First of all, you may not be able to dictate who gets some of your property. For example, some of your property may be held in joint tenancy. This can be a house that someone jointly owns with a spouse. When one spouse dies, the other, through right of survivorship, will become the full owner of the house, without the hassle of probate. You would not be able to will the house away to someone else. The same goes if the other owner would have right of survivorship through tenancy by entirety or community property. The only way a will could leave that jointly-owned property to someone else if both owners pass away at the same time.
You also cannot hand down property through a will when you have already included it in a living trust. If you have been named the beneficiary of a life insurance policy, you cannot pass this money down through a will either. Anything in a pension plan, IRA, 401k, etc., cannot be willed to someone when you have already listed a beneficiary for these. You may have stocks or bonds that name a beneficiary through a transfer-on-death form. A will cannot change who gets these funds. You would be able to change the beneficiary through the brokerage company. The same goes for anything in a payable-on-death account with your bank. You have to contact the bank itself to change the beneficiary, and you can do so through a quick process.

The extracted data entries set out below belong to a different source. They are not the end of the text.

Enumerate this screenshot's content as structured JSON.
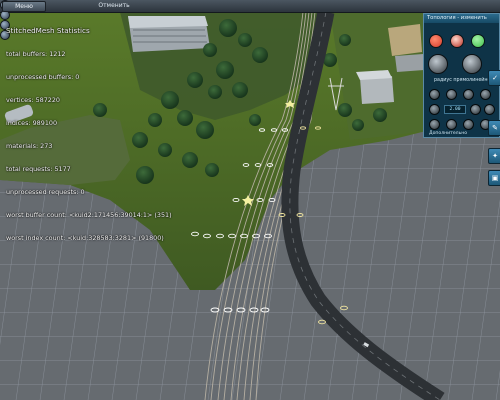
{
  "toolbar": {
    "menu_label": "Меню",
    "mode_label": "Отменить"
  },
  "stats": {
    "title": "StitchedMesh Statistics",
    "lines": [
      "total buffers: 1212",
      "unprocessed buffers: 0",
      "vertices: 587220",
      "indices: 989100",
      "materials: 273",
      "total requests: 5177",
      "unprocessed requests: 0",
      "worst buffer count: <kuid2:171456:39014:1> (351)",
      "worst index count: <kuid:328583:3281> (91800)"
    ]
  },
  "panel": {
    "title": "Топология - изменить",
    "radius_label": "радиус прямолинейности",
    "field_value": "2.00",
    "footer_label": "Дополнительно",
    "colors": {
      "red": "#d23b2b",
      "green": "#3fbf4a",
      "panel_bg": "#0e3347"
    }
  },
  "icons": [
    "gear-icon",
    "arrow-icon",
    "close-icon",
    "lock-icon",
    "track-icon"
  ]
}
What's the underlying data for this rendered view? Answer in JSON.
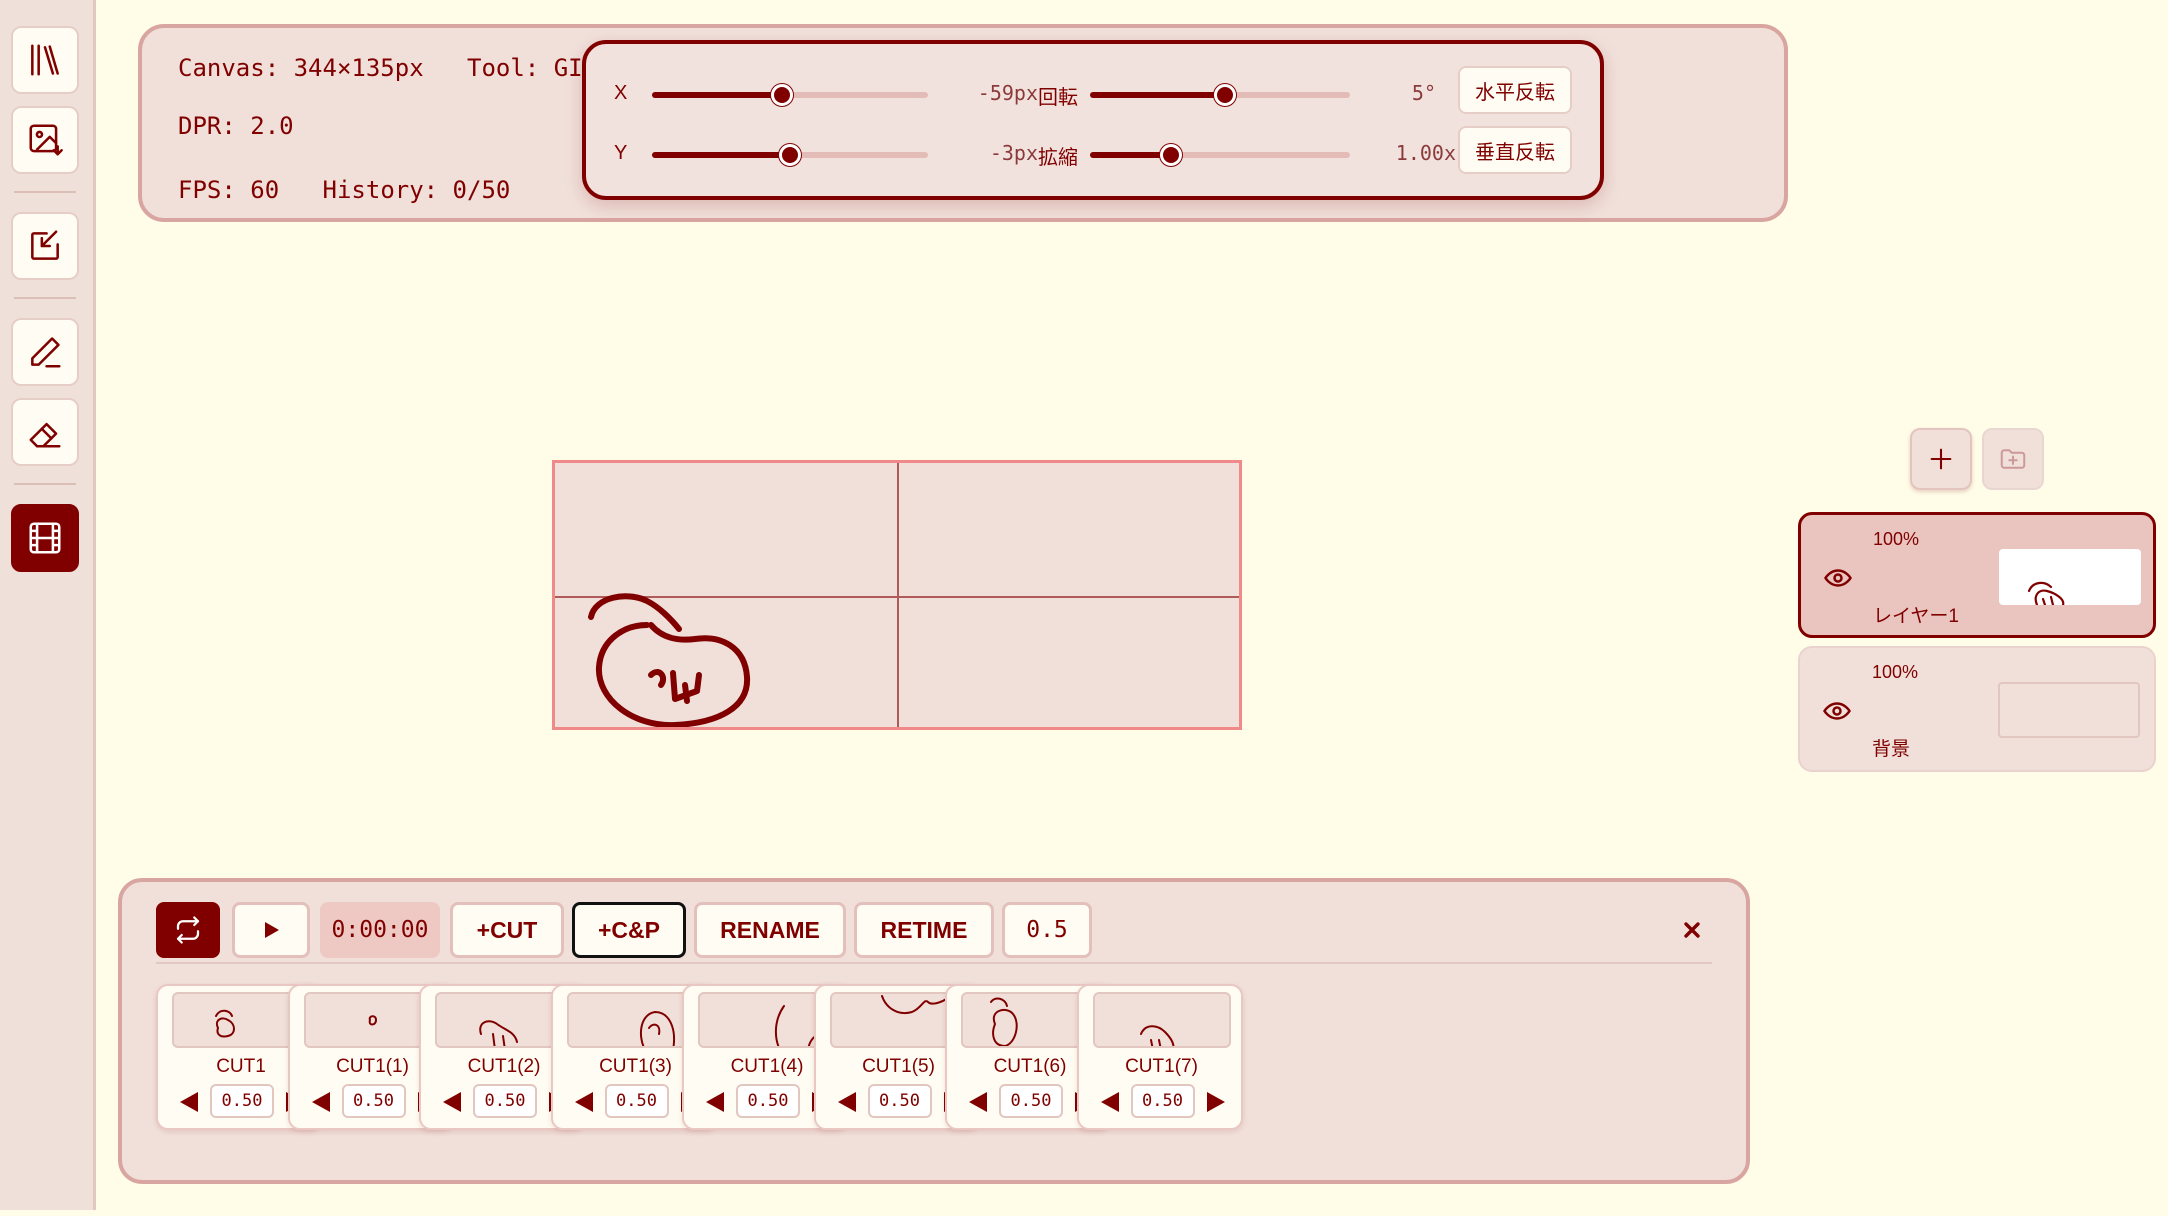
{
  "toolbar": {
    "tools": [
      {
        "name": "library-icon"
      },
      {
        "name": "import-image-icon"
      },
      {
        "name": "export-icon"
      },
      {
        "name": "pen-icon"
      },
      {
        "name": "eraser-icon"
      },
      {
        "name": "film-icon",
        "active": true
      }
    ]
  },
  "info": {
    "canvas": "Canvas: 344×135px",
    "tool": "Tool: GIFアニ",
    "dpr": "DPR: 2.0",
    "fps": "FPS: 60",
    "history": "History: 0/50"
  },
  "transform": {
    "x": {
      "label": "X",
      "value": "-59px",
      "level": 0.47
    },
    "y": {
      "label": "Y",
      "value": "-3px",
      "level": 0.5
    },
    "rotate": {
      "label": "回転",
      "value": "5°",
      "level": 0.52
    },
    "scale": {
      "label": "拡縮",
      "value": "1.00x",
      "level": 0.31
    },
    "flip_h": "水平反転",
    "flip_v": "垂直反転"
  },
  "layers": {
    "add_icon": "plus-icon",
    "folder_icon": "add-folder-icon",
    "items": [
      {
        "opacity": "100%",
        "name": "レイヤー1",
        "active": true
      },
      {
        "opacity": "100%",
        "name": "背景",
        "active": false
      }
    ]
  },
  "timeline": {
    "loop_icon": "loop-icon",
    "play_icon": "play-icon",
    "time": "0:00:00",
    "add_cut": "+CUT",
    "copy_paste": "+C&P",
    "rename": "RENAME",
    "retime": "RETIME",
    "duration": "0.5",
    "close_icon": "close-icon",
    "cuts": [
      {
        "name": "CUT1",
        "duration": "0.50"
      },
      {
        "name": "CUT1(1)",
        "duration": "0.50"
      },
      {
        "name": "CUT1(2)",
        "duration": "0.50"
      },
      {
        "name": "CUT1(3)",
        "duration": "0.50"
      },
      {
        "name": "CUT1(4)",
        "duration": "0.50"
      },
      {
        "name": "CUT1(5)",
        "duration": "0.50"
      },
      {
        "name": "CUT1(6)",
        "duration": "0.50"
      },
      {
        "name": "CUT1(7)",
        "duration": "0.50"
      }
    ]
  },
  "colors": {
    "accent": "#800000",
    "background": "#fffde8",
    "panel": "#f1e0da",
    "canvas_border": "#f08a8a"
  }
}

You should also bear in mind that your will is probably not going to be discovered, much less read, until well after you have been buried and the funeral has taken place. It could take weeks to look at the will. Therefore, you cannot name funeral arrangements in your will. There are other documents that can take care of this, which you can leave with your executor.
Furthermore, a will cannot remove the reality of probate (though a revocable living trust can). You also cannot do anything about estate taxes in your will. Certain types of trusts can, however. Again, a trust, not a will, is the way to go if you want to set up a fund to provide for someone who has special needs.
You also cannot leave property or finances with contingencies attached to them, such as leaving money to a person only if they will marry or divorce someone. You also cannot give money or property to pets. If you want to make provisions to care for your pet when you are gone, you can leave your pet to someone, and then leave that person property to help with your pet's care.
As you can see, a last will and testament may not be able to do everything you want it to. You still have other options to take care of your final wishes, however. With the expertise of a probate lawyer on your side, you can take full advantage of any and every of these.